Auch ist die Höhe der Nutzungsentnahme nicht aus verfassungsrechtlichen Gründen auf 50 % der Gesamtkosten zu begrenzen. Der Steuerpflichtige hatte seit jeher die Möglichkeit, ein ordnungsgemäßes Fahrtenbuch zu führen und hiermit den tatsächlichen Sachverhalt nachzuweisen. Dies verhindert eine Übermaßbesteuerung des Steuerpflichtigen. Eine teleologische Reduzierung des Wortlautes durch Deckelung der Nutzungsentnahme auf die Gesamtkosten war deshalb nicht geboten. Das gilt unabhängig davon, dass die Finanzverwaltung im Wege der Billigkeit eine Deckelung auf 100 % der Gesamtkosten vornimmt.

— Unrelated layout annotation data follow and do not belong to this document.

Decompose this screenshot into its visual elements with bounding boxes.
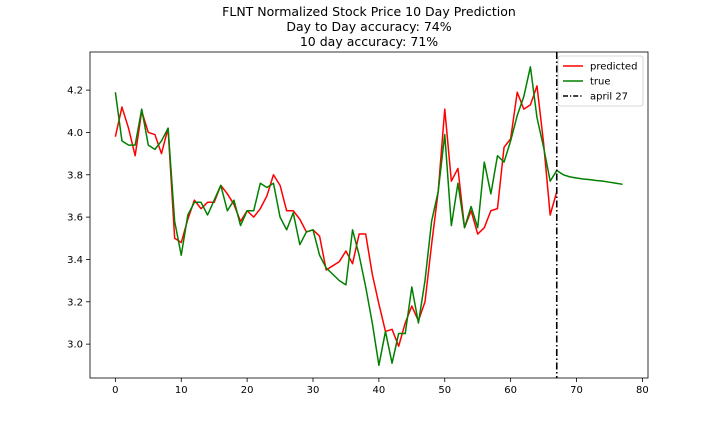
series-line-predicted [114, 85, 558, 347]
x-tick-label: 70 [570, 385, 583, 396]
y-tick-label: 4.0 [67, 128, 83, 139]
x-tick-label: 40 [373, 385, 386, 396]
y-tick-label: 4.2 [67, 86, 83, 97]
x-tick-label: 60 [504, 385, 517, 396]
y-tick-label: 3.4 [67, 255, 83, 266]
y-tick-label: 3.2 [67, 297, 83, 308]
y-tick-label: 3.0 [67, 340, 83, 351]
y-axis: 3.0 3.2 3.4 3.6 3.8 4.0 4.2 [67, 86, 90, 351]
title-line-2: Day to Day accuracy: 74% [286, 19, 451, 34]
legend-box [557, 55, 644, 107]
plot-frame [89, 51, 649, 379]
x-axis: 0 10 20 30 40 50 60 70 80 [112, 378, 649, 396]
x-tick-label: 30 [307, 385, 320, 396]
series-layer [114, 66, 623, 367]
legend-label-april-27: april 27 [590, 92, 628, 103]
title-line-1: FLNT Normalized Stock Price 10 Day Predi… [222, 4, 516, 19]
x-tick-label: 20 [241, 385, 254, 396]
series-line-true [114, 66, 623, 367]
y-tick-label: 3.8 [67, 170, 83, 181]
x-tick-label: 10 [175, 385, 188, 396]
legend-label-true: true [590, 77, 611, 88]
title-line-3: 10 day accuracy: 71% [300, 34, 438, 49]
y-tick-label: 3.6 [67, 213, 83, 224]
x-tick-label: 50 [438, 385, 451, 396]
x-tick-label: 80 [636, 385, 649, 396]
x-tick-label: 0 [112, 385, 118, 396]
legend-label-predicted: predicted [590, 62, 637, 73]
chart-title: FLNT Normalized Stock Price 10 Day Predi… [222, 4, 516, 49]
legend: predicted true april 27 [557, 55, 644, 107]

Denn es war gerade Ziel und Zweck der 1 %-Regelung, anders als sonst bei der Besteuerung der privaten Nutzungsentnahmen, nicht an den Aufwand des Steuerpflichtigen, sondern an seinen Vorteil anzuknüpfen. Verfassungsrechtliche Bedenken gegen diesen von der Regelbewertung des § 6 Abs. 1 Nr. 4 Satz 1 EStG abweichenden Maßstab bestehen nicht. Privat genutzte PKW im Betriebsvermögen spielen im Wirtschaftsleben eine Sonderrolle. Knüpft aber die gesetzliche Regelung ausdrücklich und verfassungsrechtlich zulässig an Werte an, die gerade nicht dem Aufwand entsprechen, so ist es auch folgerichtig, keine aufwandsbezogene Begrenzung vorzunehmen. Diese Aspekte schließen in gleicher Weise Bedenken gegen die Verfassungsmäßigkeit der seit 2006 geltenden Besteuerung aus.

BFH, Urteil vom 15.5.2018, X R 28/15, veröffentlicht am 20.8.2018.